How to Get Organized: A System for Computer Files
People who know me would say I’m a very organized person. For example, I can find a receipt from six years ago in less than five minutes and the same goes for books, clothes, cooking utensils, and just about everything that exists in the real world. Cyber space is another issue. How to get organized has been a problem for me since I got my first computer in 1984–until a week ago. That’s when my son, Nick, explained his system to me, and it’s changed my world. The irony of this is that while Nick’s real world organization skills appear to be lacking, his attention to detail, and his systematic approach for organizing computer files, is nothing short of miraculous. In preparation for backing up my computer so that I could download a new operating system (I’m still using Vista), Nick drew an organizational chart.
At the top, he wrote the word EVERYTHING. “Forget about Documents,” he said. Underneath that were folders that made sense in my world: Business, Family, Media, Personal Projects, Planning, and Archives. Business, my most visited folder, is subdivided into: Workshops, Client Projects, Continuing Education, Books (I’ve written), eBooks (I’m writing), Website, Fiction (I want to write), and Interviews (I will be conducting to gather data).
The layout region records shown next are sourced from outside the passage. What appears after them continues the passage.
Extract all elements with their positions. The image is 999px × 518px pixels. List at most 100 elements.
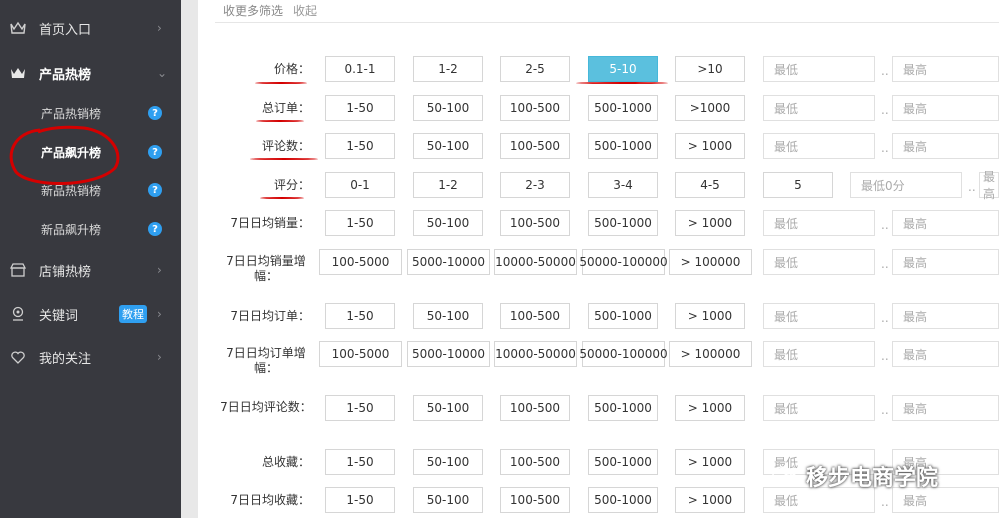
filter-option[interactable]: 500-1000 (588, 487, 658, 513)
filter-option[interactable]: 50-100 (413, 487, 483, 513)
filter-option[interactable]: > 1000 (675, 133, 745, 159)
filter-option[interactable]: 0.1-1 (325, 56, 395, 82)
sidebar-subitem-new-rising[interactable]: 新品飙升榜 ? (0, 212, 181, 246)
sidebar: 首页入口 › 产品热榜 ⌄ 产品热销榜 ? 产品飙升榜 ? 新品热销榜 ? 新品… (0, 0, 181, 518)
help-icon[interactable]: ? (148, 145, 162, 159)
sidebar-item-label: 产品热榜 (39, 67, 92, 83)
annotation-underline (576, 82, 668, 84)
more-filters-link[interactable]: 收更多筛选 (223, 2, 283, 19)
range-min-input[interactable]: 最低 (763, 95, 875, 121)
range-min-input[interactable]: 最低 (763, 395, 875, 421)
filter-option[interactable]: 1-50 (325, 303, 395, 329)
filter-option[interactable]: 1-2 (413, 172, 483, 198)
range-separator: .. (881, 349, 889, 363)
range-max-input[interactable]: 最高 (892, 210, 999, 236)
range-max-input[interactable]: 最高 (892, 303, 999, 329)
filter-option[interactable]: 50-100 (413, 133, 483, 159)
filter-option[interactable]: > 100000 (669, 249, 752, 275)
filter-option[interactable]: >1000 (675, 95, 745, 121)
help-icon[interactable]: ? (148, 222, 162, 236)
filter-option[interactable]: 1-50 (325, 395, 395, 421)
watermark: 移步电商学院 (772, 460, 938, 492)
tutorial-badge[interactable]: 教程 (119, 305, 147, 323)
sidebar-item-my-follow[interactable]: 我的关注 › (0, 340, 181, 374)
range-max-input[interactable]: 最高 (892, 133, 999, 159)
range-separator: .. (881, 403, 889, 417)
range-min-input[interactable]: 最低0分 (850, 172, 962, 198)
filter-option[interactable]: 5-10 (588, 56, 658, 82)
filter-option[interactable]: 100-500 (500, 487, 570, 513)
range-min-input[interactable]: 最低 (763, 56, 875, 82)
filter-option[interactable]: 50-100 (413, 210, 483, 236)
filter-option[interactable]: 50000-100000 (579, 249, 668, 275)
heart-icon (10, 349, 26, 365)
filter-option[interactable]: > 1000 (675, 487, 745, 513)
filter-option[interactable]: 1-50 (325, 487, 395, 513)
range-min-input[interactable]: 最低 (763, 341, 875, 367)
range-max-input[interactable]: 最高 (892, 395, 999, 421)
filter-option[interactable]: 100-500 (500, 303, 570, 329)
filter-option[interactable]: 100-500 (500, 395, 570, 421)
filter-option[interactable]: 500-1000 (588, 95, 658, 121)
filter-option[interactable]: 500-1000 (588, 395, 658, 421)
filter-option[interactable]: 100-5000 (319, 249, 402, 275)
sidebar-item-home[interactable]: 首页入口 › (0, 11, 181, 45)
filter-option[interactable]: 500-1000 (588, 133, 658, 159)
range-min-input[interactable]: 最低 (763, 249, 875, 275)
annotation-underline (256, 120, 304, 122)
help-icon[interactable]: ? (148, 106, 162, 120)
filter-option[interactable]: 5000-10000 (407, 341, 490, 367)
filter-option[interactable]: 1-50 (325, 449, 395, 475)
filter-option[interactable]: 5 (763, 172, 833, 198)
filter-option[interactable]: 10000-50000 (494, 341, 577, 367)
filter-option[interactable]: 100-500 (500, 95, 570, 121)
range-max-input[interactable]: 最高 (892, 95, 999, 121)
filter-option[interactable]: > 1000 (675, 395, 745, 421)
filter-option[interactable]: 2-3 (500, 172, 570, 198)
filter-option[interactable]: 50-100 (413, 303, 483, 329)
filter-option[interactable]: > 1000 (675, 303, 745, 329)
filter-option[interactable]: 5000-10000 (407, 249, 490, 275)
filter-option[interactable]: > 1000 (675, 449, 745, 475)
filter-option[interactable]: 500-1000 (588, 449, 658, 475)
range-separator: .. (881, 495, 889, 509)
filter-option[interactable]: >10 (675, 56, 745, 82)
filter-option[interactable]: 100-500 (500, 210, 570, 236)
filter-option[interactable]: 3-4 (588, 172, 658, 198)
filter-option[interactable]: 1-50 (325, 133, 395, 159)
filter-option[interactable]: 50-100 (413, 449, 483, 475)
filter-row-label: 总收藏： (261, 455, 310, 469)
filter-option[interactable]: > 100000 (669, 341, 752, 367)
help-icon[interactable]: ? (148, 183, 162, 197)
filter-option[interactable]: 1-2 (413, 56, 483, 82)
filter-row-label: 7日日均销量： (230, 216, 310, 230)
filter-option[interactable]: 100-500 (500, 133, 570, 159)
range-max-input[interactable]: 最高 (892, 341, 999, 367)
filter-option[interactable]: 50000-100000 (579, 341, 668, 367)
filter-option[interactable]: 50-100 (413, 95, 483, 121)
sidebar-item-keywords[interactable]: 关键词 教程 › (0, 297, 181, 331)
filter-option[interactable]: 50-100 (413, 395, 483, 421)
filter-option[interactable]: 100-500 (500, 449, 570, 475)
range-max-input[interactable]: 最高 (892, 249, 999, 275)
range-separator: .. (881, 141, 889, 155)
sidebar-item-store-hot[interactable]: 店铺热榜 › (0, 253, 181, 287)
filter-option[interactable]: 4-5 (675, 172, 745, 198)
range-min-input[interactable]: 最低 (763, 303, 875, 329)
filter-option[interactable]: 500-1000 (588, 210, 658, 236)
range-max-input[interactable]: 最高 (892, 56, 999, 82)
filter-option[interactable]: 10000-50000 (494, 249, 577, 275)
filter-option[interactable]: 0-1 (325, 172, 395, 198)
fold-link[interactable]: 收起 (293, 2, 317, 19)
filter-option[interactable]: 2-5 (500, 56, 570, 82)
range-min-input[interactable]: 最低 (763, 210, 875, 236)
sidebar-item-product-hot[interactable]: 产品热榜 ⌄ (0, 56, 181, 90)
range-min-input[interactable]: 最低 (763, 133, 875, 159)
filter-option[interactable]: 1-50 (325, 95, 395, 121)
range-max-input[interactable]: 最高 (979, 170, 999, 201)
filter-option[interactable]: 500-1000 (588, 303, 658, 329)
filter-option[interactable]: 1-50 (325, 210, 395, 236)
filter-option[interactable]: 100-5000 (319, 341, 402, 367)
filter-option[interactable]: > 1000 (675, 210, 745, 236)
location-pin-icon (10, 306, 26, 322)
The Archives folder contains everything from 2000-2011 that I’m no longer working on, filed by title and date, according to my old system. To find anything, I always had to conduct a “search” with varying degrees of success.
Of course, if you were to adopt this system, your folders and sub-folders would be different. Nick, for example, has a very structured hierarchy of folders and sub-folders for classifying his movies, music, and videos. My media folder only contains seven sub-folders: Apps, Audio, Books, Collections, Kindle, Photos, and Video.
I’ve been using this system for a week, and it has made my life so much easier. I can actually find the files I want to work with in record time. And, my desktop is about as uncluttered as its ever been. An option I haven’t implemented is keeping all of my active files on my desktop. My fear is that they’ll never get back into the right folder when I’m done with them, but this system works for Nick so I’m going to give it a try.
Whenever I find something that works for me, I like to share it. If this system helps you get organized, let me know.